The Donald Trump administration has published a list of about 1,300 Chinese exports that could be targeted for tariffs. In a retaliatory measure, China has decided to impose additional tariff of 25 percent on 106 items of products under 14 categories worth USD 50 billion, including aircraft and cars.
The date of implementation will depend on when the US government imposes the tariffs on Chinese products.
The US plans to apply the tariffs to about USD 50 billion worth of goods to punish China for its alleged theft of trade secrets, including software, patents and other technology.
China has already slapped tariffs on 128 US products, including wine and pork, totalling to USD 3 billion in retaliation to Trump's move to impose tariffs on steel and aluminium.
Trump signed a memorandum on March 22 that could impose tariffs on Chinese imports and restrictions on Chinese investment in the US. The memorandum is based on a Section 301 investigation, launched by the Trump administration in August 2017, into alleged Chinese intellectual property and technology transfer practices.
In 2017, China had a trade surplus with the United States worth $375 billion goods. Trump has demanded that the China cut the trade gap by $100 billion.
What happens next?
A Reuters report has said that the trade actions will not be carried out immediately, so there may be room for maneuver. Publication of Washington’s list on Tuesday started a period of public comment and consultation expected to last around two months. The effective date of China’s moves depends on when the US action takes effect.

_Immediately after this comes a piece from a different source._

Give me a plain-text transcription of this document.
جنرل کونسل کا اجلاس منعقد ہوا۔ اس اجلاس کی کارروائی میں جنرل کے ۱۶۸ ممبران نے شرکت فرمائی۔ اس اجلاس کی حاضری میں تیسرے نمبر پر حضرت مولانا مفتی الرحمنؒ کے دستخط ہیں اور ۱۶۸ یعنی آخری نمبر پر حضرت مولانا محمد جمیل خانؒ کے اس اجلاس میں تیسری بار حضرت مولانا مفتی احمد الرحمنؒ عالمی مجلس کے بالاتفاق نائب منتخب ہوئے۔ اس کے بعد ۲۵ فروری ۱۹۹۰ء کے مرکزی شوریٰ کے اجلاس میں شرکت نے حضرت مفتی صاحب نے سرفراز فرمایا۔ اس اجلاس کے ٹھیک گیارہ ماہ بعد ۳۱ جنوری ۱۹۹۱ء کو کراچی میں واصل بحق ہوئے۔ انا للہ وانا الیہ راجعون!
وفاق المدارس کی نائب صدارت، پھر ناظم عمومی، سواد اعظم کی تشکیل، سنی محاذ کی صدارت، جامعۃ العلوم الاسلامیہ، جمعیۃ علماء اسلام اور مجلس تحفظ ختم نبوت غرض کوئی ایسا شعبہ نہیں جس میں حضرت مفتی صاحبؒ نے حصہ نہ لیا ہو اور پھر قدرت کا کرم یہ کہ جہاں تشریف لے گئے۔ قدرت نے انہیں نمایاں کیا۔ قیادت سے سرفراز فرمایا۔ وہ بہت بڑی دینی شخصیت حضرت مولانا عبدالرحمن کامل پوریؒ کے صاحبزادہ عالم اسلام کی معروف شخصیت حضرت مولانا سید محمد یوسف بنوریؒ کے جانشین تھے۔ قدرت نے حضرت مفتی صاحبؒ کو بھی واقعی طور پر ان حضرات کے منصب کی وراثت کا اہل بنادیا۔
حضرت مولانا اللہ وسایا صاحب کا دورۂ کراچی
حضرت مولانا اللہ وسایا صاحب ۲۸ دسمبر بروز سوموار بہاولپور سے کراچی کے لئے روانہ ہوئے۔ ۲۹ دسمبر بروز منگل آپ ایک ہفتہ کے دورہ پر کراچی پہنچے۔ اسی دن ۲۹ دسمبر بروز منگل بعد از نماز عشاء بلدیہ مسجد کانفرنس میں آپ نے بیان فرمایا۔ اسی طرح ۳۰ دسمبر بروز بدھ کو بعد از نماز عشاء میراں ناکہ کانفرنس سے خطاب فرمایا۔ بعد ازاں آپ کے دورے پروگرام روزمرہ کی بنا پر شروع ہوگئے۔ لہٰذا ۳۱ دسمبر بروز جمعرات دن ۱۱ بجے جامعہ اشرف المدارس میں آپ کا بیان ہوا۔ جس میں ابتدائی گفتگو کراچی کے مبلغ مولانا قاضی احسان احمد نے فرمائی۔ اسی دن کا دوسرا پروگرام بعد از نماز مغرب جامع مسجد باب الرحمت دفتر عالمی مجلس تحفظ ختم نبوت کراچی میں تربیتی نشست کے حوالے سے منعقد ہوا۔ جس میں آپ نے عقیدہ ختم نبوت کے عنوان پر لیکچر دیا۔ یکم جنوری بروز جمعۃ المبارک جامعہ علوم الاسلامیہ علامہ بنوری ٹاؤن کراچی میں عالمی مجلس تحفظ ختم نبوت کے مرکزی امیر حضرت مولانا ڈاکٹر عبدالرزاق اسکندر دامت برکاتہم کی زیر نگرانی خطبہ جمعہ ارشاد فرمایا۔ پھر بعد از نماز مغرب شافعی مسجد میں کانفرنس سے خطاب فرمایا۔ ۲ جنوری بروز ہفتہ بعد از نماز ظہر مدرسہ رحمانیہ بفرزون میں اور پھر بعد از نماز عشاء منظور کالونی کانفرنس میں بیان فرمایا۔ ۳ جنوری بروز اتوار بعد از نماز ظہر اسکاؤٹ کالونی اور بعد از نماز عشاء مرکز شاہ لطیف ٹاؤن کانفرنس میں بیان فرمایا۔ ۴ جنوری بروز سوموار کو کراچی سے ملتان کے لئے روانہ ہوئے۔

Meanwhile, the US has voiced willingness to negotiate a resolution to an escalating trade fight with China after Beijing retaliated against proposed US tariffs.
Asked whether the U.S. tariffs announced on Tuesday may never go into effect and may be a negotiating tactic, Trump’s top economic adviser, Larry Kudlow, told reporters: “Yes, it’s possible. It’s part of the process, ” Reuters said.
However, if the two countries are unable to settle the dispute, a full-scale trade war could destabilize the commercial ties between both the countries.